Tom leaped off the swing, nearly knocking Romps to the floor. "That stinks, Beth! It really does!"

She cuddled Romps on her lap. "Tom, listen! I'm only saying—"

"We're talking about
Mom,
Beth! God, you're as bad as Grandmother, if you can think things like that!"

"Tom—!"

But he wouldn't listen. He darted across the porch, tore open the screen door, and ran inside. Beth held Romps and jostled the swing into motion again. Where did you draw the line between blind loyalty and clear understanding? She wanted Tom to understand that she was trying to be Sherlock Holmes—as he'd suggested. To look at facts, to consider the situation with cool logic. Considering Hannah as a suspect was only logical. It didn't mean their mother had done anything. It didn't mean Beth didn't love her! It meant only that she'd realized suddenly, while in the kitchen with Grandmother and the pies, that everybody had a different memory of what happened here all those years ago, and that Hannah's own story might also be clouded by time.

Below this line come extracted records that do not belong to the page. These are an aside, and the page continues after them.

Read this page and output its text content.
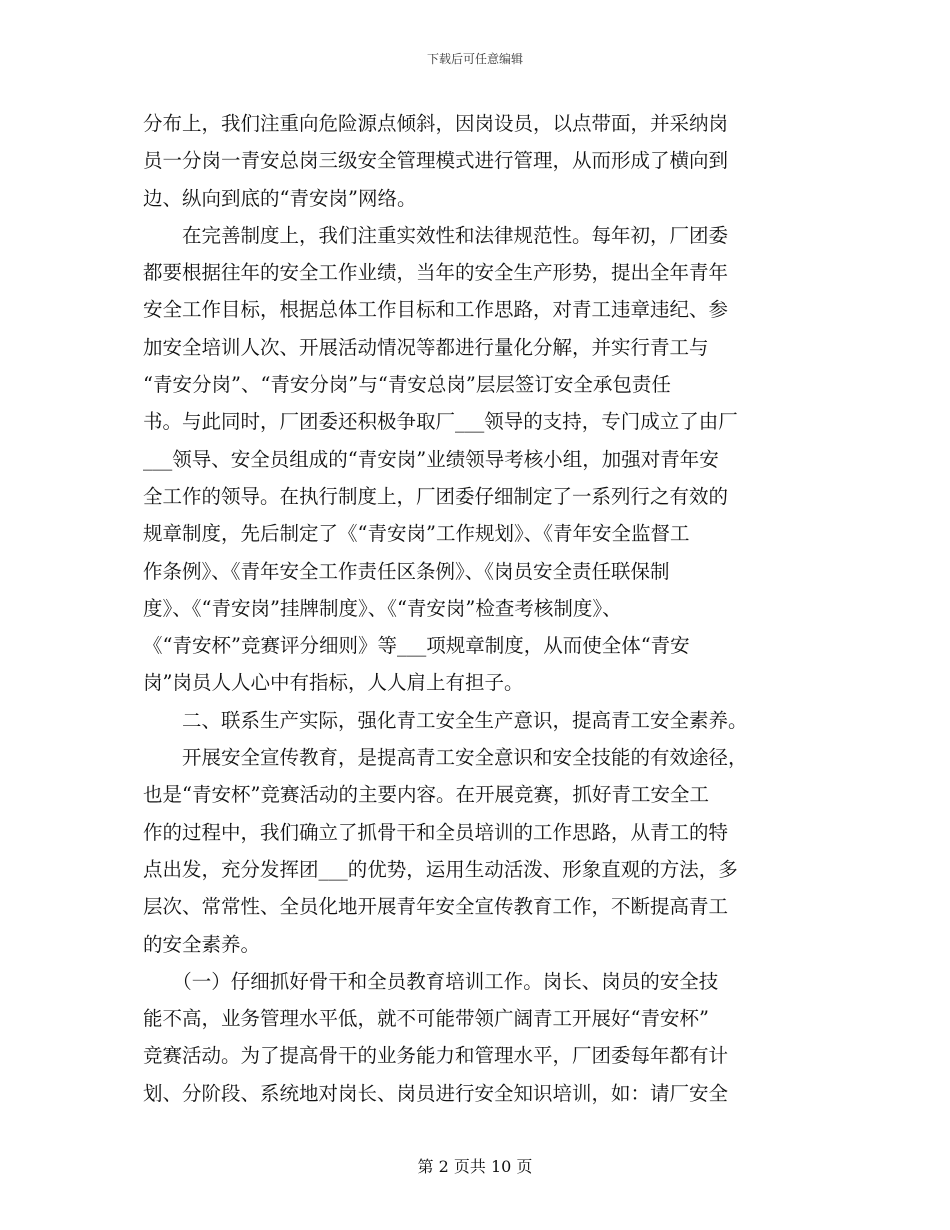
下载后可任意编辑
分布上，我们注重向危险源点倾斜，因岗设员，以点带面，并采纳岗
员一分岗一青安总岗三级安全管理模式进行管理，从而形成了横向到
边、纵向到底的“青安岗”网络。
　　在完善制度上，我们注重实效性和法律规范性。每年初，厂团委
都要根据往年的安全工作业绩，当年的安全生产形势，提出全年青年
安全工作目标，根据总体工作目标和工作思路，对青工违章违纪、参
加安全培训人次、开展活动情况等都进行量化分解，并实行青工与
“青安分岗”、“青安分岗”与“青安总岗”层层签订安全承包责任
书。与此同时，厂团委还积极争取厂___领导的支持，专门成立了由厂
___领导、安全员组成的“青安岗”业绩领导考核小组，加强对青年安
全工作的领导。在执行制度上，厂团委仔细制定了一系列行之有效的
规章制度，先后制定了《“青安岗”工作规划》、《青年安全监督工
作条例》、《青年安全工作责任区条例》、《岗员安全责任联保制
度》、《“青安岗”挂牌制度》、《“青安岗”检查考核制度》、
《“青安杯”竞赛评分细则》等___项规章制度，从而使全体“青安
岗”岗员人人心中有指标，人人肩上有担子。
　　二、联系生产实际，强化青工安全生产意识，提高青工安全素养。
　　开展安全宣传教育，是提高青工安全意识和安全技能的有效途径，
也是“青安杯”竞赛活动的主要内容。在开展竞赛，抓好青工安全工
作的过程中，我们确立了抓骨干和全员培训的工作思路，从青工的特
点出发，充分发挥团___的优势，运用生动活泼、形象直观的方法，多
层次、常常性、全员化地开展青年安全宣传教育工作，不断提高青工
的安全素养。
　　（一）仔细抓好骨干和全员教育培训工作。岗长、岗员的安全技
能不高，业务管理水平低，就不可能带领广阔青工开展好“青安杯”
竞赛活动。为了提高骨干的业务能力和管理水平，厂团委每年都有计
划、分阶段、系统地对岗长、岗员进行安全知识培训，如：请厂安全
第 2 页共 10 页
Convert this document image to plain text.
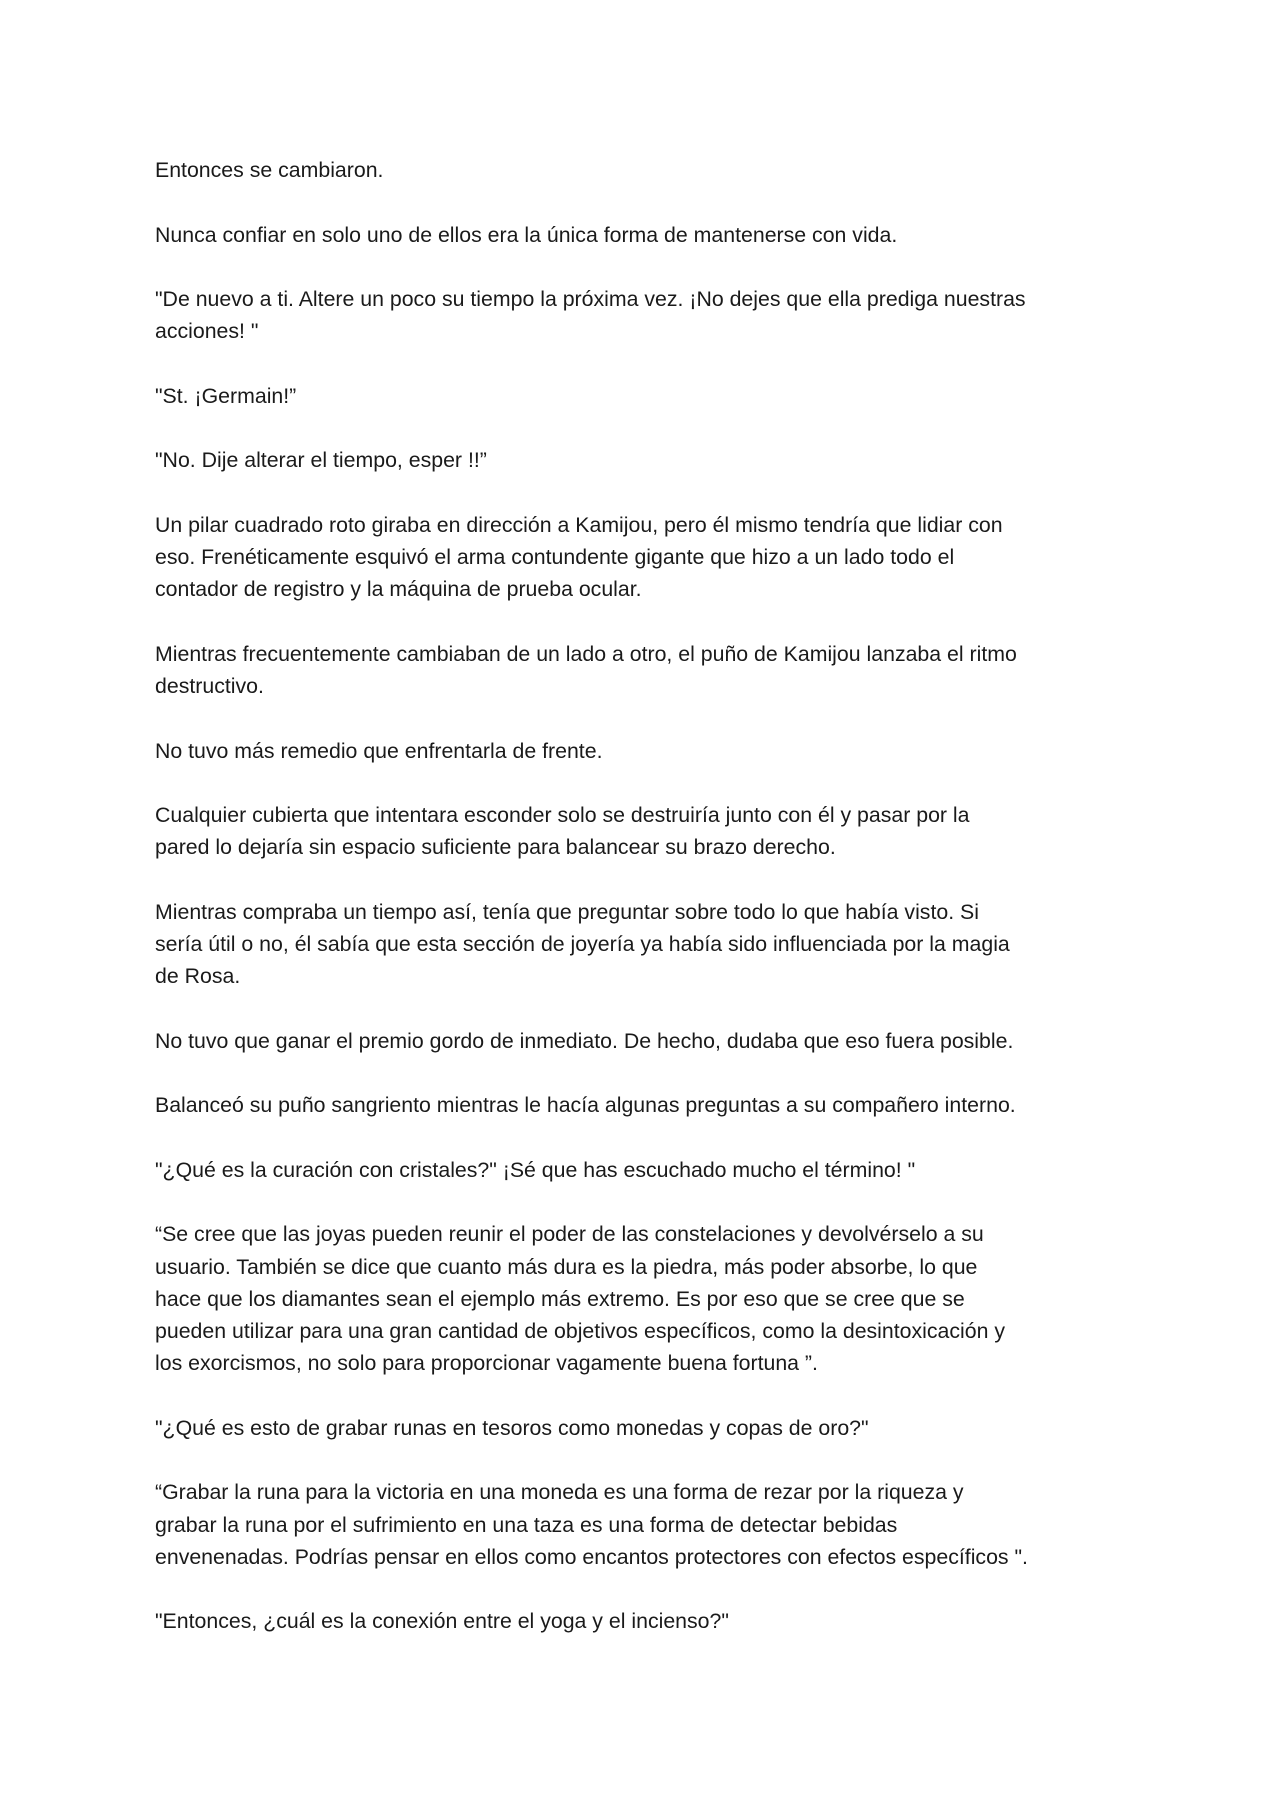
Entonces se cambiaron.

Nunca confiar en solo uno de ellos era la única forma de mantenerse con vida.

"De nuevo a ti. Altere un poco su tiempo la próxima vez. ¡No dejes que ella prediga nuestras
acciones! "

"St. ¡Germain!”

"No. Dije alterar el tiempo, esper !!”

Un pilar cuadrado roto giraba en dirección a Kamijou, pero él mismo tendría que lidiar con
eso. Frenéticamente esquivó el arma contundente gigante que hizo a un lado todo el
contador de registro y la máquina de prueba ocular.

Mientras frecuentemente cambiaban de un lado a otro, el puño de Kamijou lanzaba el ritmo
destructivo.

No tuvo más remedio que enfrentarla de frente.

Cualquier cubierta que intentara esconder solo se destruiría junto con él y pasar por la
pared lo dejaría sin espacio suficiente para balancear su brazo derecho.

Mientras compraba un tiempo así, tenía que preguntar sobre todo lo que había visto. Si
sería útil o no, él sabía que esta sección de joyería ya había sido influenciada por la magia
de Rosa.

No tuvo que ganar el premio gordo de inmediato. De hecho, dudaba que eso fuera posible.

Balanceó su puño sangriento mientras le hacía algunas preguntas a su compañero interno.

"¿Qué es la curación con cristales?" ¡Sé que has escuchado mucho el término! "

“Se cree que las joyas pueden reunir el poder de las constelaciones y devolvérselo a su
usuario. También se dice que cuanto más dura es la piedra, más poder absorbe, lo que
hace que los diamantes sean el ejemplo más extremo. Es por eso que se cree que se
pueden utilizar para una gran cantidad de objetivos específicos, como la desintoxicación y
los exorcismos, no solo para proporcionar vagamente buena fortuna ”.

"¿Qué es esto de grabar runas en tesoros como monedas y copas de oro?"

“Grabar la runa para la victoria en una moneda es una forma de rezar por la riqueza y
grabar la runa por el sufrimiento en una taza es una forma de detectar bebidas
envenenadas. Podrías pensar en ellos como encantos protectores con efectos específicos ".

"Entonces, ¿cuál es la conexión entre el yoga y el incienso?"
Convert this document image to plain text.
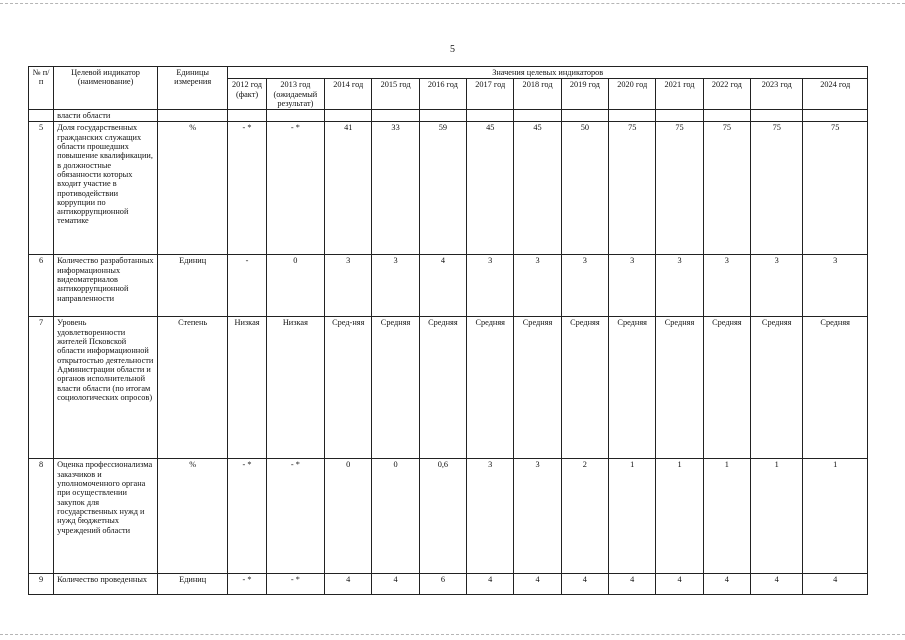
5
№ п/п	Целевой индикатор (наименование)	Единицы измерения	Значения целевых индикаторов												
			2012 год (факт)	2013 год (ожидаемый результат)	2014 год	2015 год	2016 год	2017 год	2018 год	2019 год	2020 год	2021 год	2022 год	2023 год	2024 год
	власти области														
5	Доля государственных гражданских служащих области прошедших повышение квалификации, в должностные обязанности которых входит участие в противодействии коррупции по антикоррупционной тематике	%	- *	- *	41	33	59	45	45	50	75	75	75	75	75
6	Количество разработанных информационных видеоматериалов антикоррупционной направленности	Единиц	-	0	3	3	4	3	3	3	3	3	3	3	3
7	Уровень удовлетворенности жителей Псковской области информационной открытостью деятельности Администрации области и органов исполнительной власти области (по итогам социологических опросов)	Степень	Низкая	Низкая	Сред-няя	Средняя	Средняя	Средняя	Средняя	Средняя	Средняя	Средняя	Средняя	Средняя	Средняя
8	Оценка профессионализма заказчиков и уполномоченного органа при осуществлении закупок для государственных нужд и нужд бюджетных учреждений области	%	- *	- *	0	0	0,6	3	3	2	1	1	1	1	1
9	Количество проведенных	Единиц	- *	- *	4	4	6	4	4	4	4	4	4	4	4
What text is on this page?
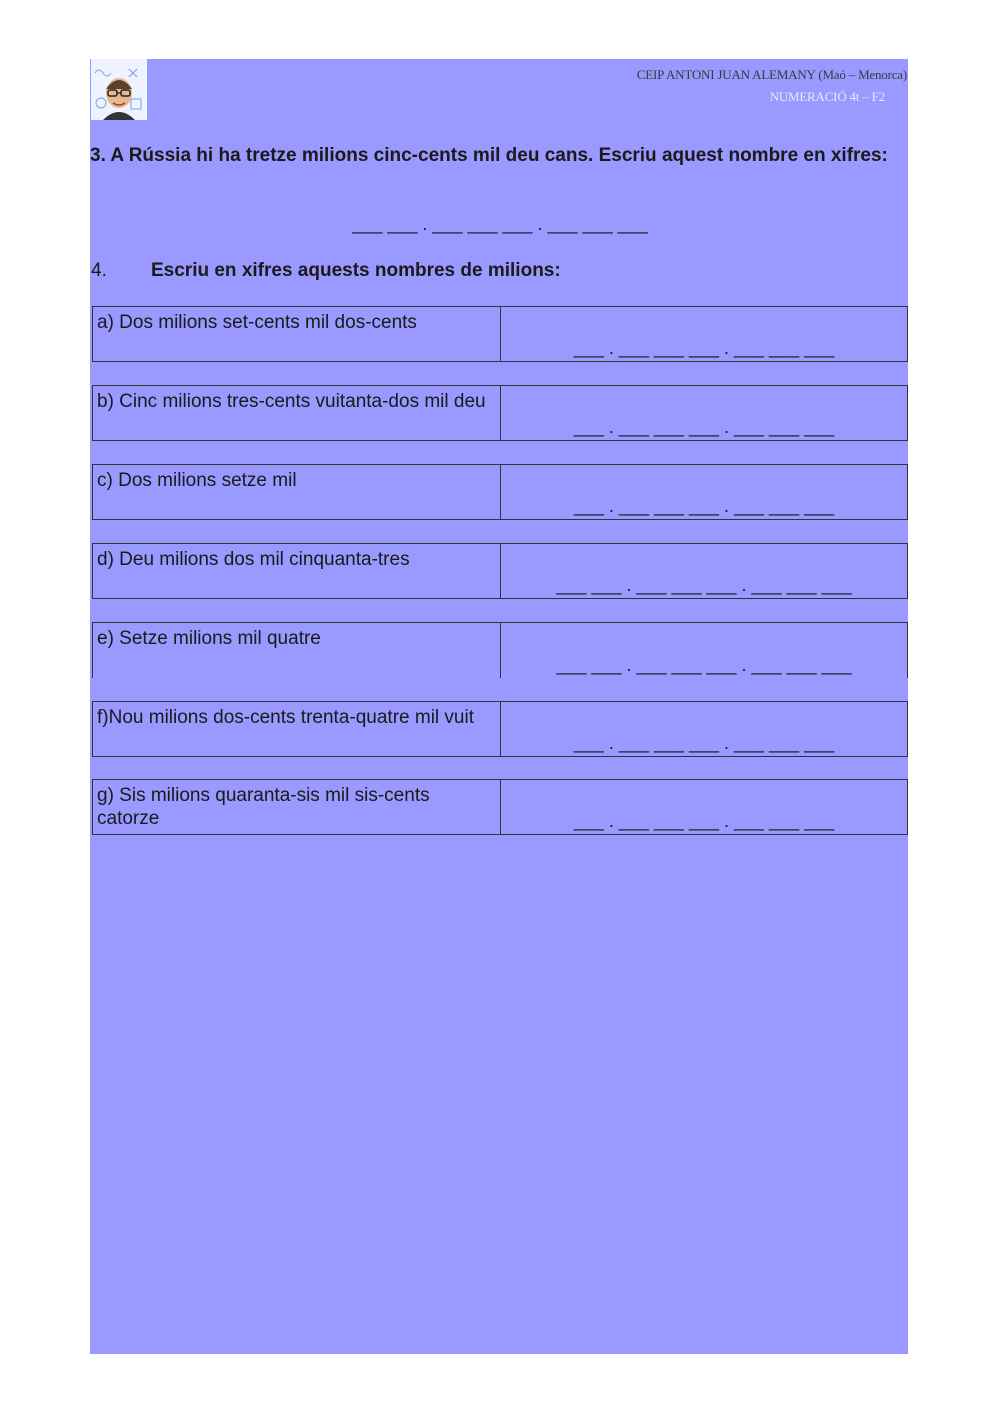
CEIP ANTONI JUAN ALEMANY (Maó – Menorca)
NUMERACIÓ 4t – F2
3. A Rússia hi ha tretze milions cinc-cents mil deu cans. Escriu aquest nombre en xifres:
___ ___ . ___ ___ ___ . ___ ___ ___
4. Escriu en xifres aquests nombres de milions:
a) Dos milions set-cents mil dos-cents
___ . ___ ___ ___ . ___ ___ ___
b) Cinc milions tres-cents vuitanta-dos mil deu
___ . ___ ___ ___ . ___ ___ ___
c) Dos milions setze mil
___ . ___ ___ ___ . ___ ___ ___
d) Deu milions dos mil cinquanta-tres
___ ___ . ___ ___ ___ . ___ ___ ___
e) Setze milions mil quatre
___ ___ . ___ ___ ___ . ___ ___ ___
f)Nou milions dos-cents trenta-quatre mil vuit
___ . ___ ___ ___ . ___ ___ ___
g) Sis milions quaranta-sis mil sis-cents catorze	___ . ___ ___ ___ . ___ ___ ___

First thing in the morning, Beth dragged herself outside for a run with Romps. There was still dew on the grass and bushes, but by the time she got back to the house the sun was hot and she could tell it would be yet another muggy day. When she walked up the porch steps and smelled breakfast cooking and heard Aunt Iris's quarrelsome voice in the kitchen, she felt too sick to go in. So she sat on the porch until Grandad came out, with Tom behind him trundling a wheelchair. The black look Tom shot Beth told her he hadn't forgiven her for last night. But she decided to go along on the walk with them anyway.

Grandad grumbled a bit as they set off down Spring Street together, Beth's hands holding the padded handles of the wheelchair firmly, Tom walking alongside with Romps on the leash.

"Didn't get much sleep at all last night," Granddad muttered. "What with the heat. Imagine you kids didn't, either. Makes the bones ache." Beth tried to ease the big wheels gently over the cracks in the sidewalk, but he grunted whenever they hit a bump. "I can walk all right on my own," he said. "Just so we don't go too far."